“If past history was all that is needed to play the game of money, the richest people would be librarians.”-Warren Buffet
Nowadays, the image of the Wall Street traders is making tectonic shifts in our minds. Gone are the days when we used to picture experienced professionals working their way up to the top. Most of them trading positions through utter ruthlessness. Rather, we now see young, fresh-out-of-college professionals get to break into industry with nothing but just math skills.
Their trick-of-the-trade completely seems to be based on the in-depth statistical (theoretical) analysis knowledge. As per them, the analysis helps detect the probabilities and makes it easy to act upon strategically, thereafter. This is, as per the experts the supposed best way to success.

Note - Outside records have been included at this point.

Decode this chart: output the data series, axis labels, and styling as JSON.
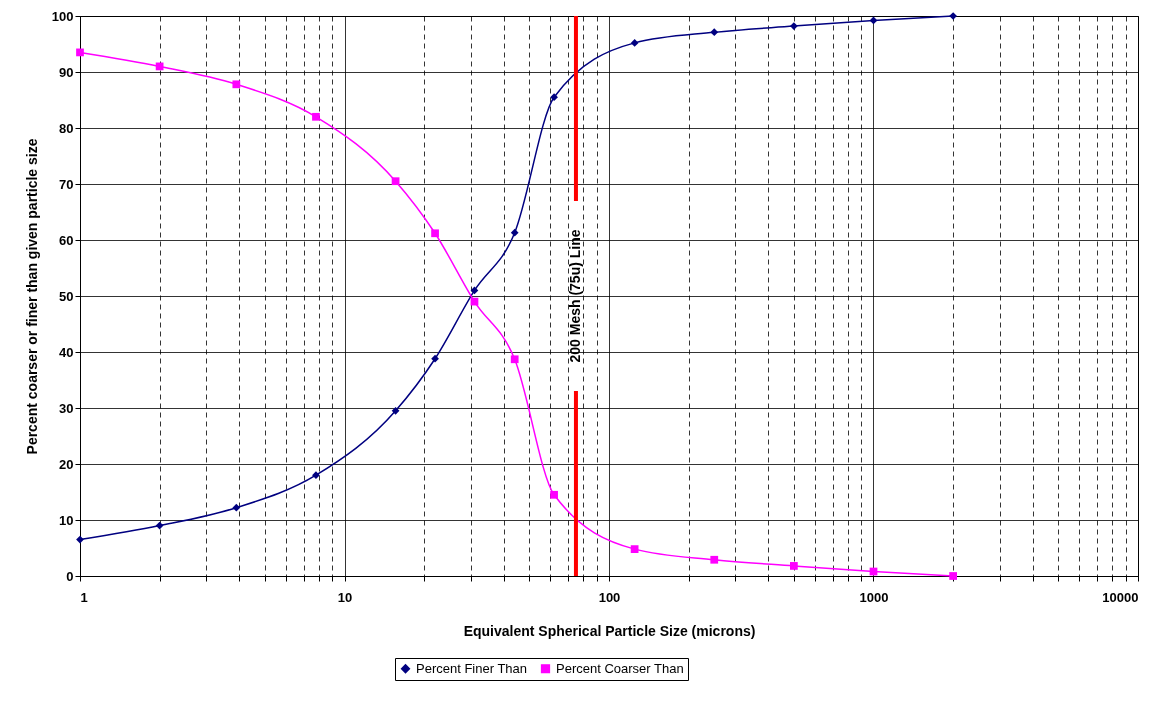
{
  "chart_data": {
    "type": "line",
    "xlabel": "Equivalent Spherical Particle Size (microns)",
    "ylabel": "Percent coarser or finer than given particle size",
    "x": [
      1,
      2,
      3.9,
      7.8,
      15.6,
      22,
      31,
      44,
      62,
      125,
      250,
      500,
      1000,
      2000
    ],
    "series": [
      {
        "name": "Percent Finer Than",
        "color": "#000080",
        "marker": "diamond",
        "values": [
          6.5,
          9,
          12.2,
          18,
          29.5,
          38.8,
          51,
          61.3,
          85.5,
          95.2,
          97.1,
          98.2,
          99.2,
          100
        ]
      },
      {
        "name": "Percent Coarser Than",
        "color": "#ff00ff",
        "marker": "square",
        "values": [
          93.5,
          91,
          87.8,
          82,
          70.5,
          61.2,
          49,
          38.7,
          14.5,
          4.8,
          2.9,
          1.8,
          0.8,
          0
        ]
      }
    ],
    "log": "x",
    "xlim": [
      1,
      10000
    ],
    "ylim": [
      0,
      100
    ],
    "xticks": [
      1,
      {
        "value": 2,
        "label": null
      },
      {
        "value": 3,
        "label": null
      },
      {
        "value": 4,
        "label": null
      },
      {
        "value": 5,
        "label": null
      },
      {
        "value": 6,
        "label": null
      },
      {
        "value": 7,
        "label": null
      },
      {
        "value": 8,
        "label": null
      },
      {
        "value": 9,
        "label": null
      },
      10,
      {
        "value": 20,
        "label": null
      },
      {
        "value": 30,
        "label": null
      },
      {
        "value": 40,
        "label": null
      },
      {
        "value": 50,
        "label": null
      },
      {
        "value": 60,
        "label": null
      },
      {
        "value": 70,
        "label": null
      },
      {
        "value": 80,
        "label": null
      },
      {
        "value": 90,
        "label": null
      },
      100,
      {
        "value": 200,
        "label": null
      },
      {
        "value": 300,
        "label": null
      },
      {
        "value": 400,
        "label": null
      },
      {
        "value": 500,
        "label": null
      },
      {
        "value": 600,
        "label": null
      },
      {
        "value": 700,
        "label": null
      },
      {
        "value": 800,
        "label": null
      },
      {
        "value": 900,
        "label": null
      },
      1000,
      {
        "value": 2000,
        "label": null
      },
      {
        "value": 3000,
        "label": null
      },
      {
        "value": 4000,
        "label": null
      },
      {
        "value": 5000,
        "label": null
      },
      {
        "value": 6000,
        "label": null
      },
      {
        "value": 7000,
        "label": null
      },
      {
        "value": 8000,
        "label": null
      },
      {
        "value": 9000,
        "label": null
      },
      10000
    ],
    "yticks": [
      0,
      10,
      20,
      30,
      40,
      50,
      60,
      70,
      80,
      90,
      100
    ],
    "grid": true,
    "legend": "bottom",
    "line_style": "solid",
    "ref_lines": [
      {
        "axis": "x",
        "value": 75,
        "label": "200 Mesh (75u) Line",
        "color": "#ff0000"
      }
    ]
  }
}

In other words the young Wall Street traders seem to take over the stock market with sheer academia prowess. Now the question is, can mathematics really decode the essence of the stock market?
Although there’s a perception among some that those who depend on mathematics in markets , tend to manipulate the system to a certain extent. But let’s not conclude to anything just yet. Also, there’s no concrete proof that mathematics cannot assist in analyzing market strategies, effectively. However, any mathematical approach doesn’t mean guaranteeing flawless trading. Rather, it means stacking probabilities in any trader’s favor.
Statisticians has pointed out an important clear distinction which states that no mathematical model can predict the future. No matter if it’s framed by the most intellectual mathematicians. But again, a well-framed mathematical model may help in assessment and prediction of risks. This is where all the mathematically inclined professionals or traders gain a productive advantage.
It is a fact that when a person uses mathematics to analyze a real-world situation there is always some kind of assumption behind it. One can rarely guarantee the parameters within which his expectations and mathematical model can and will work. This implies that even the most advanced mathematical model relies on hope. Or that the things will act as expected.
Mathematics cannot beat the markets for sure. But it certainly can improve one’s chances of success as a trader. A majority of the people are playing the markets with huge numbers of strategies and investments, so no mathematical model can completely assure one correct strategy.
Future is impossible to predict with foolproof surety. But this doesn’t discredit the idea of a good mathematical model predicting the likeliness of a trend.